Gov. Kathy Hochul on Thursday told New Yorkers that “change is coming” in reducing New York’s gun violence problem, echoing statements made days earlier by New York City officials in announcing a downward trend in gun violence this year compared to 2021.
Hochul said shootings across the state were down 8% during the first six months of the year, compared to the same time last year, outside of New York City. The statistic represents the cumulative number of shooting incidents involving injuries from 20 police agencies in 17 counties where more than 80% of violent crimes outside of New York City occur.
“So I just want you to feel that sense of change is coming and not to live in such despair that we can’t do this and that it’s spiraling out of control, and it was spiraling out of control,” Hochul said at a press conference on Thursday in Brooklyn, where she announced the state will invest $220 million in gun violence prevention efforts. That includes $20 million toward the state’s SNUG Street outreach programs and $15 million to be allocated to crime analysis centers, which coordinate with local law enforcement agencies to study crime patterns and provide investigative support.

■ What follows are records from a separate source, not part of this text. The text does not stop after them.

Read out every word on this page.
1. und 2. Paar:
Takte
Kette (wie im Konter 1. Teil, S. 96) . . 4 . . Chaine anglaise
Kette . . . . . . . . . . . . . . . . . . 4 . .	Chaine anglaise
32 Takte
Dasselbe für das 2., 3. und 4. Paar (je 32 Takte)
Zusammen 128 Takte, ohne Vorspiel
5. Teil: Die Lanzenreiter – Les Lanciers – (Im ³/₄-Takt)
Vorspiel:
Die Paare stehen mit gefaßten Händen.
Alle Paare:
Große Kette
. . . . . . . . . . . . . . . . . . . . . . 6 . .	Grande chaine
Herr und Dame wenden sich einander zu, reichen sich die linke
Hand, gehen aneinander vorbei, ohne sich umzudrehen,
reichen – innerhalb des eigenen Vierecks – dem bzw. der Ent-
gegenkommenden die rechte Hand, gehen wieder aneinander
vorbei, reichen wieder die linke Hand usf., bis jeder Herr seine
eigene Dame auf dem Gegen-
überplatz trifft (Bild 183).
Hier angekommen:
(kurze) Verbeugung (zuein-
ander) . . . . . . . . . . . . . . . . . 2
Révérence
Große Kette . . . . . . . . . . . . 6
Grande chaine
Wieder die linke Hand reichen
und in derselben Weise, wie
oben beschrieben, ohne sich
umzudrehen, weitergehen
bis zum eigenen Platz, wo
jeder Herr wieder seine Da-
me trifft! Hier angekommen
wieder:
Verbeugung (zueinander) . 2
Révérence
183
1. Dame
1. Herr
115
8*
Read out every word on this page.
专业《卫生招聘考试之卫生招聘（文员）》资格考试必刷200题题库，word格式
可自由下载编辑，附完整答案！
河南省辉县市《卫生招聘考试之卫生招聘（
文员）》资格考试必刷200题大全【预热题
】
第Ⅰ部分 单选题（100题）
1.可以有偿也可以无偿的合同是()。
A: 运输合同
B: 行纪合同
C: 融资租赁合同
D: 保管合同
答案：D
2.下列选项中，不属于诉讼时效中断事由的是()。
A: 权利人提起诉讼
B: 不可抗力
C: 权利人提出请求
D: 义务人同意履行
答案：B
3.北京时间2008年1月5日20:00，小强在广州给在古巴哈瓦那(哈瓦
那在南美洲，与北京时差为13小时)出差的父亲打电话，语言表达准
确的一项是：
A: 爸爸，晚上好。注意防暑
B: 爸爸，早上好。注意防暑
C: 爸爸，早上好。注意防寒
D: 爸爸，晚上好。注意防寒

The governor did not mention, however, that the number of people killed by gun violence in those 17 counties has increased by 5% this year, according to the state Division of Criminal Justice Services. Or that the number of shooting incidents involving injuries during the first six months of the year have increased 45% since 2016.
Hochul’s comments follow statistics released on July 7 by the New York Police Department showing a 24% decrease in shootings in June this year compared with the same month last year. Murders were down 32%. But six of the seven major crime categories saw an increase, including a 34% increase in burglaries and 36% increase in robberies. Overall, major crimes ticked up 31% last month compared to June 2021.
The total number of shootings, through July 10, are down 11% from last year, but are up 16% from the same time period in 2020, according to NYPD data.
NYPD Commissioner Keechant Sewell also characterized the city’s fight against gun violence as trending in a positive direction.
“The NYPD’s work to drive down gun violence in New York City is taking hold – with the number of shootings decreasing across all five boroughs,” Sewell said on July 7, attributing the decline to the number of illegal guns confiscated by the NYPD.
In a radio interview a day later, Mayor Eric Adams also said the city has seen “victories and wins” in its battle against gun violence.
“Thirty-three hundred guns were removed off the streets (this year),” he said on 77 WABC’s Bernie and Sid in the Morning. “We’re seeing a decrease in shootings, decrease in homicides, the largest gun arrests in a 27-year history.”
The rhetoric is a shift away from the distress and fear both Adams and Hochul expressed at the beginning of their tenures. Since then, they have both rolled out a wave of gun-violence prevention measures that they now attribute to the decrease in gun violence.
“Our task force has done an extraordinary job. Just in six months, we’ve had more guns taken off the street than we have in 20 years,” Hochul said Thursday, adding “we’re not even close to being done. We’re not done until the last person pulls a gun in their hand and shoots somebody.”
Crime continues to be a top concern for New Yorkers, polls show, and is a key issue in the upcoming general election. Hochul’s Republican opponent, Rep. Lee Zeldin, has called for “a major overhaul of this state's criminal justice system,” he reportedly said earlier this week, repeating his promise that if elected, he would remove Manhattan District Attorney Alvin Bragg, who has faced a wave of backlash over his policies to reduce certain charges and sentences.
While overall gun violence statistics show improvements compared to last year, the city has seen a 15% increase in murders over the past four weeks. Over the weekend, two suspects were shot and killed by the NYPD in separate incidents in Brooklyn and Queens. And overnight Tuesday, four people were reportedly fatally shot in the city in a span of three hours.
Hochul acknowledged that “we have a gun violence epidemic here in the state of New York. Full stop. That is a statement of fact,” she said.
Adams, meanwhile, said that moving forward, the city needs to spend less time “defending people who commit crimes.”
“This theory of catch and release is a theory that is destroying our city and our country,” he said in the radio interview last week. “We can’t allow dangerous people to be caught for their crimes and then released back into our streets to repeat their crimes again.”